Mutation is always the most surprising conjectural form, as it attempts to radically unsettle the suppositions of reality with an unconventional “what if?” Alien invasion narratives, such as William Lempert’s, are a prime example of such an approach. They try to imagine what conditions would prevail if something radical happened. This something might be historical, as in Robert Sawyer’s Neanderthal Parallax series where Neanderthals do not go extinct, or it might unfold in the present or near future, resulting in a break from history and its apparent trajectories. Michael Oman-Reagan, Elizabeth Reddy, and Patricia Markert and Jeremy Trombley all provide examples of authors and interlocutors who are thinking through mutation: catastrophic natural disasters, dramatic societal reorganizations, alien worlds, and Twilight Zone experiences. These estrange audiences through their reliance on both deeply felt realities and speculative disruptions, thereby offering a way to deterritorialize the present and bring new futures into being.
The necessary tension between SF and anthropology, much like David Valentine’s discussion of the use of SF as evidence for Elon Musk and his detractors, is that anthropologists want SF to serve as evidence of other forms of life and alternative everyday orders. A friend told me that she was using Le Guin’s The Left Hand of Darkness in a class on the cross-cultural study of gender. I was a little stumped. “Why?” I asked, knowing that a week or two of talking about Le Guin’s novel would cut into the time that could otherwise be spent reading actual evidence of alternative gender structures in real societies on Earth. We agreed that SF can serve as a way into otherwise difficult topics, and yet that doesn’t quite resolve the question for me.
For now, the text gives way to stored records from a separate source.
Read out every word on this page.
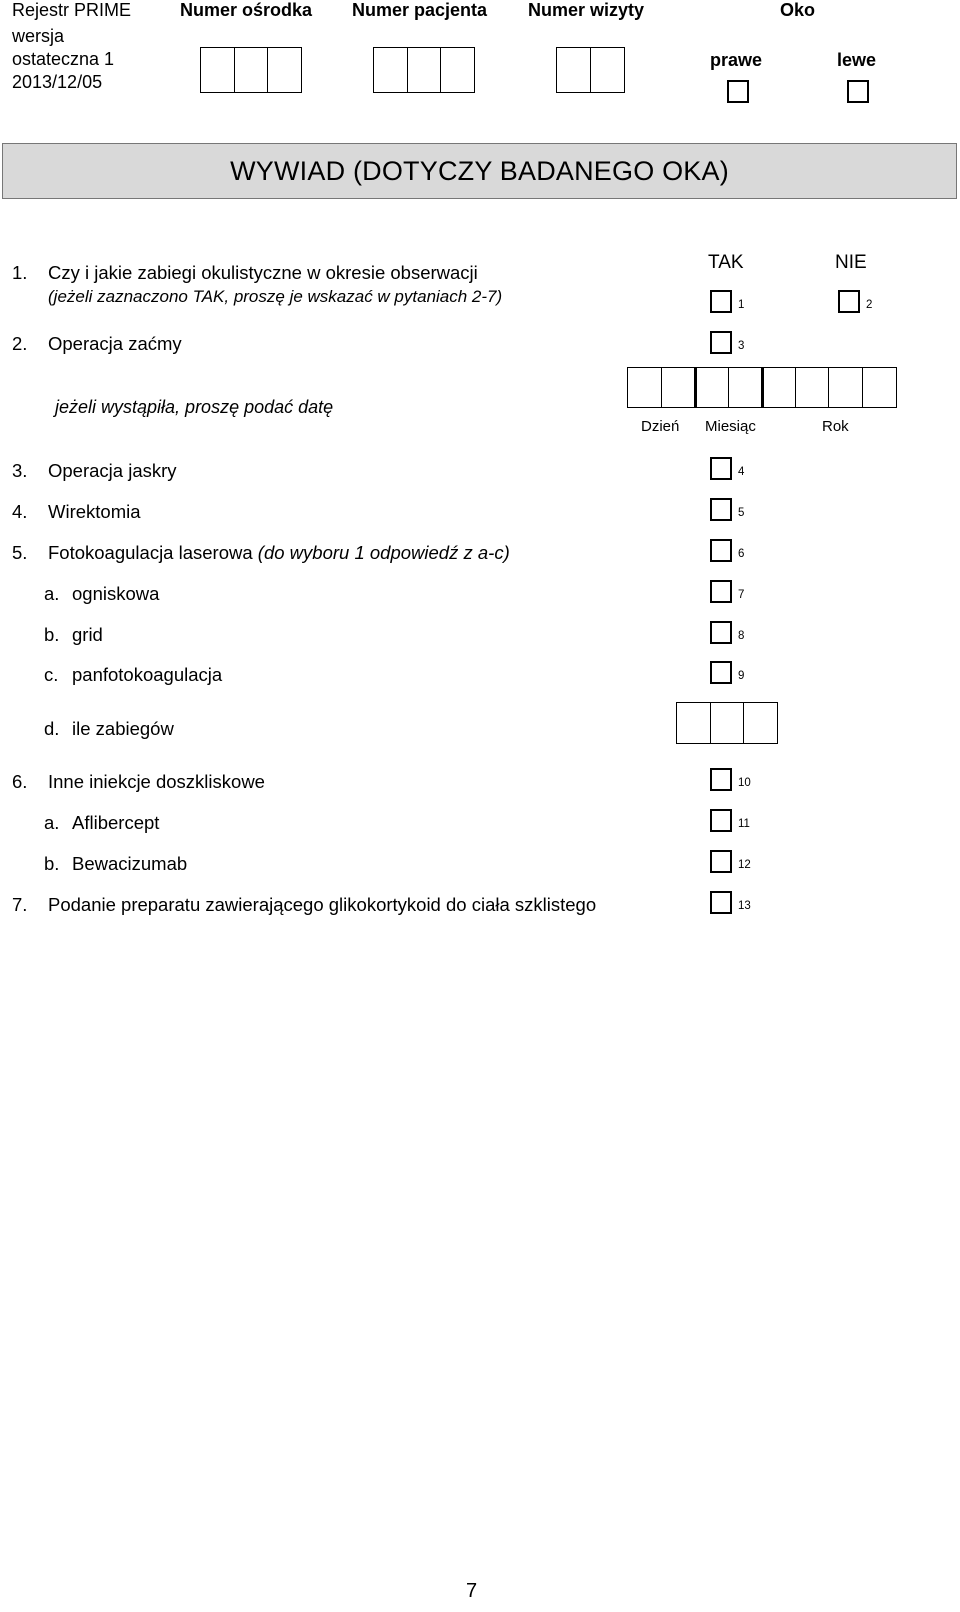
Rejestr PRIME
wersja
ostateczna 1
2013/12/05
Numer ośrodka Numer pacjenta Numer wizyty	Oko
prawe	lewe
WYWIAD (DOTYCZY BADANEGO OKA)
1. Czy i jakie zabiegi okulistyczne w okresie obserwacji
(jeżeli zaznaczono TAK, proszę je wskazać w pytaniach 2-7)
TAK	NIE
1	2
2. Operacja zaćmy	3
jeżeli wystąpiła, proszę podać datę
Dzień Miesiąc	Rok
3. Operacja jaskry	4
4. Wirektomia	5
5. Fotokoagulacja laserowa (do wyboru 1 odpowiedź z a-c)	6
a. ogniskowa	7
b. grid	8
c. panfotokoagulacja	9
d. ile zabiegów
6. Inne iniekcje doszkliskowe	10
a. Aflibercept	11
b. Bewacizumab	12
7. Podanie preparatu zawierającego glikokortykoid do ciała szklistego	13
7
Maybe I’m a prude, but it strikes me that as a social science, anthropology should be wary of SF precisely because it is science fiction and not social science. This is not to deny the powers of speculation, but to warn against them. Speculation can be seductive, can provide different ways of seeing (as Taylor Nelms suggests), but anthropologists should never—even tacitly—accept fiction as evidence of ethnographic realities.